I remember around 1995 – which I would say the start of the second darkest time of our lives – my father was at the peak of his infidelity. He’d seldom go home and give money to my mother causing her to have a pile of debt and trust anyone who would promise her help.
There’s this woman whom I don’t know where she met but would always promise to lend her money. Until now I can still vividly recall all the fraud she did to us but to make the story short, she made a fool of my mother – no money lent, only jewelries lost along with some if not all of our home appliances. It was so painful seeing my mother – a strong and kind woman – being fooled by someone. I promised myself that if ever I see that monster again I would beat her up with a metal pan not to the point of dying, but just enough beating to render her useless for a month, hah! This was also the time I became very pessimistic (but not emo) with life. I was 11.
I never heard of her again until one day, when I was in college I saw her talking to my mother. I was speechless to say the least. It’s as if all the long-gone pain has suddenly resurrected to inflict more and deeper pain. I am generally a forgive and forget person but when it comes to this woman, I am a no retreat no surrender warrior. Will I ever forgive her? Never, not in a million years. Not even until her carbon footprints vanish onto the oblivion.

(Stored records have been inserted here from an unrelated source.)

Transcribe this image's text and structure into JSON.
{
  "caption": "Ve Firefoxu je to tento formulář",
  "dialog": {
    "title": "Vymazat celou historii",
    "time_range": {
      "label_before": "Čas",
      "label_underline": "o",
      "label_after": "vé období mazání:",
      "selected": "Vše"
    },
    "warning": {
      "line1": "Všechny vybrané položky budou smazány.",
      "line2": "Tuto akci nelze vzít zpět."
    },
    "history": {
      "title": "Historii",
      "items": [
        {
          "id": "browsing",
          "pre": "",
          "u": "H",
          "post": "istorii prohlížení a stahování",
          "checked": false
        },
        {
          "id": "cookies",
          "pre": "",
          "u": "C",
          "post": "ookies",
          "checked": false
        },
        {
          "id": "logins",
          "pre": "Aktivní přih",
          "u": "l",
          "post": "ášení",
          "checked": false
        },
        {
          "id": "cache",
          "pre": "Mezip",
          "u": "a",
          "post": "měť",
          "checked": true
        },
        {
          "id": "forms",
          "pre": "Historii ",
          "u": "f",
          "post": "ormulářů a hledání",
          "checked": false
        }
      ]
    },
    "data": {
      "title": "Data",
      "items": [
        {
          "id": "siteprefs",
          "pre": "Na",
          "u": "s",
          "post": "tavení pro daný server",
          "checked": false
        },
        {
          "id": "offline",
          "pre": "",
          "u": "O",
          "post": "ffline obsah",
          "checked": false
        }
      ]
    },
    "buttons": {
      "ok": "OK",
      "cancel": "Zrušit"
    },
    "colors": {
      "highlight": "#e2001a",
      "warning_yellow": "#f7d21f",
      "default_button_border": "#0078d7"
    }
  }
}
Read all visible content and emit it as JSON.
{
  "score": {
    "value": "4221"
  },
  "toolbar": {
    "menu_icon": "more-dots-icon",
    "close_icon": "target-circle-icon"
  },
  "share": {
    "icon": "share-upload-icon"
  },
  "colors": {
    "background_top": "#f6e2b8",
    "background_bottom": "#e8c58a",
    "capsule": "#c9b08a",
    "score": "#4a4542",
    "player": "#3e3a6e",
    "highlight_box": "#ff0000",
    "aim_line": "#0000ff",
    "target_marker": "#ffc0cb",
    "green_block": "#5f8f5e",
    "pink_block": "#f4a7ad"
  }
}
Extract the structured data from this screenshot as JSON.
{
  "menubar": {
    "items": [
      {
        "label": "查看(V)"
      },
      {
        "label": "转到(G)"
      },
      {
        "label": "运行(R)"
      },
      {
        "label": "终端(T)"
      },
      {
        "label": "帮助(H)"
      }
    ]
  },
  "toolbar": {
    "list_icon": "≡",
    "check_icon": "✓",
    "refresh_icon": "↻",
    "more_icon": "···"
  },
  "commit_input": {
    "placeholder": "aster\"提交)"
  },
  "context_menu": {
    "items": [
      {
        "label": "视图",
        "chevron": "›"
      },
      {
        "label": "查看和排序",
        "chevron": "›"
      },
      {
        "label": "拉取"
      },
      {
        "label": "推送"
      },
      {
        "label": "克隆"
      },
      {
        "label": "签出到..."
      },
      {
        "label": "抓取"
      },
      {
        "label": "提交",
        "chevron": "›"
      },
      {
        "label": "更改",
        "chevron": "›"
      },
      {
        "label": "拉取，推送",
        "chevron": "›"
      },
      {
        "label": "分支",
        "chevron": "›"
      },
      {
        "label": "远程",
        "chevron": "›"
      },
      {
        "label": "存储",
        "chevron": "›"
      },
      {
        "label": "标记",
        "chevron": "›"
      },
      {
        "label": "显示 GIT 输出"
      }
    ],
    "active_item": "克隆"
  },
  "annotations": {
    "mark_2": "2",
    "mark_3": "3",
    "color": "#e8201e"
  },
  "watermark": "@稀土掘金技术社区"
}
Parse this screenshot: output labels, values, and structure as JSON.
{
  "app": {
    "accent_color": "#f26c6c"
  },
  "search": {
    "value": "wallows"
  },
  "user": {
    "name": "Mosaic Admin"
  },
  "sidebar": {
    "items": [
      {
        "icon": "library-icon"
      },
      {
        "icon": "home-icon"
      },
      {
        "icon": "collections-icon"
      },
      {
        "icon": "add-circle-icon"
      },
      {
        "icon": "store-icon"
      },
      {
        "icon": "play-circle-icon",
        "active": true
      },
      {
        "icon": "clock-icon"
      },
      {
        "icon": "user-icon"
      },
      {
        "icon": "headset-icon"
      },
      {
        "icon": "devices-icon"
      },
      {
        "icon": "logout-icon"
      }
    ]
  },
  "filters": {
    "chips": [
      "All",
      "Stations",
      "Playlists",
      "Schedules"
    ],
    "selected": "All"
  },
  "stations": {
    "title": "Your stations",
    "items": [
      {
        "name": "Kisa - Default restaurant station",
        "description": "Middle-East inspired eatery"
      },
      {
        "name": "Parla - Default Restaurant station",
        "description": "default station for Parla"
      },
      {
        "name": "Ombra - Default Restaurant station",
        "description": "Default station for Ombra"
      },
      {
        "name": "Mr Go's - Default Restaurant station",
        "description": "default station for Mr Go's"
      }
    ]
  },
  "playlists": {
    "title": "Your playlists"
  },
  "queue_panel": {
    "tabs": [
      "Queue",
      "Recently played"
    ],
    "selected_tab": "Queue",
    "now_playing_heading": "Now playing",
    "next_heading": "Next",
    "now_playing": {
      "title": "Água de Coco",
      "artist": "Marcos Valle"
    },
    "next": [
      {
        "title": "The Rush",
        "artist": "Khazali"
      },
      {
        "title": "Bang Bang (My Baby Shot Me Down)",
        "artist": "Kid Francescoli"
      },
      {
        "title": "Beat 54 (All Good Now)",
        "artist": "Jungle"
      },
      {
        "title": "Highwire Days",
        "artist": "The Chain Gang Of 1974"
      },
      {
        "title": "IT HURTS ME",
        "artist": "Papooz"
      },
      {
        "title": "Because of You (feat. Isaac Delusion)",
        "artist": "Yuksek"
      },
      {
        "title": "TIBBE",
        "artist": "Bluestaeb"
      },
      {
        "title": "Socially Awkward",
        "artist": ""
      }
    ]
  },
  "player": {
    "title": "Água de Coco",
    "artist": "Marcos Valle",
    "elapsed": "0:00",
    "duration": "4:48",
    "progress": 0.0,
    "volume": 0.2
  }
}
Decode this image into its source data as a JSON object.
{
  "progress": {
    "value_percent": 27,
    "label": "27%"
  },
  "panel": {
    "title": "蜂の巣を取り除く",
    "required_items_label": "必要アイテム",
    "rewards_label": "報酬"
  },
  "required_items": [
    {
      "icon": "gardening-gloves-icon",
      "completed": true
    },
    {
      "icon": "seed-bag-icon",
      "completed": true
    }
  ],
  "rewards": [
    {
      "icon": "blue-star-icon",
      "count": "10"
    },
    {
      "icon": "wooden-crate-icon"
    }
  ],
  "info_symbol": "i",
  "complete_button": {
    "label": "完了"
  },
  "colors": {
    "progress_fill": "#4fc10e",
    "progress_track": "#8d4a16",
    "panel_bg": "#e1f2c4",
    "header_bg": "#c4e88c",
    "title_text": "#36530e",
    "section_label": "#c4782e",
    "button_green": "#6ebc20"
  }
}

It is but a different story for my father. I was a daddy’s girl until life happened and I chose to be that daughter no parent ever wished to have. But despite all the sorrow brought upon by broken promises and sudden no-shows, when the news of his passing reached me that fateful night of september 20, I just want to be transported to even just 5 minutes before he permanently left. I would tell him that we’re good, im sorry and goodbye. Have I forgiven him? Yes. Have I forgetten everything? Obviously not, but maybe I can pick out and throw away the bitter memories in exchange of him being here right now.
So to answer my question and I just realized this as I am finishing this post, that there is no definitive answer but the thing is, we set different standards for different people. And somewhere in that standard, there is this thing called love not just for the one who passed but to the people they leave behind. We just choose what’s best for our situation, our pride and our sanity.